Eric's Archived Thoughts: WP-Gatekeeper is a very interesting approach to comment spam: it simply asks one of many pre-configured questions that a human can answer very easily, but a spam bot cannot. Similar forms are already being used in various blogs, but here it's nicely worked out (although in my view it could also be completely realized as a plugin). The basic idea is essentially that of a CAPTCHA - but a textual CAPTCHA. A human can easily answer the question what is 1+1 - a spam bot won't get anywhere with that. Sure, spammers can create databases of questions and answers. But if everyone sets up their own collection of questions, it won't get them far. For comment spam, it should be a very usable solution.

Unfortunately, there's no such simple solution for trackbacks...

Update: since I find the idea somewhat amusing, I'm currently writing a corresponding plugin. So it's possible that my comments might behave a bit strangely tonight.

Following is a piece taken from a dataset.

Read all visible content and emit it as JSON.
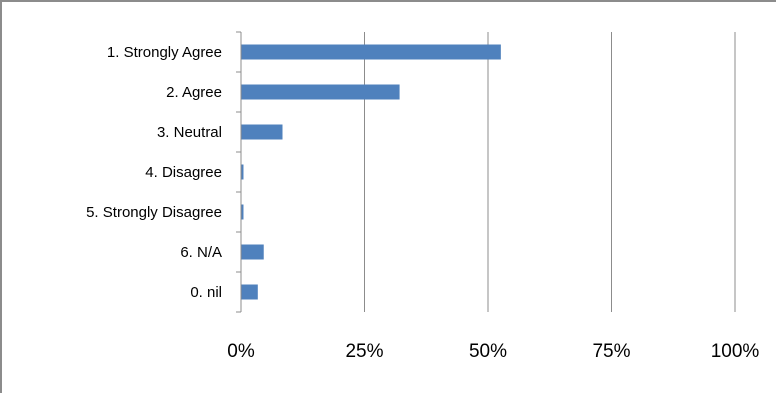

FDP's Presentation on Education Policy

FDP: "In Germany, the wrong people are having children" - I was also sitting there pretty flabbergasted at the garbage that Bahr spouted. I just hadn't quite figured out how to verbally attack it. Ralf took that off my hands. Go read it.

freshmeat.net: Project details for JRuby - cool, JRuby has now reached Ruby 1.8. A nice alternative in the Java environment to simply program with Ruby. The Jython folks should get a move on and finally make Jython fully Python 2.3 compatible - there's still a lot that needs work there.

heute.de - The Unequal Brothers. A good summary of the blogosphere and its relationship to journalism.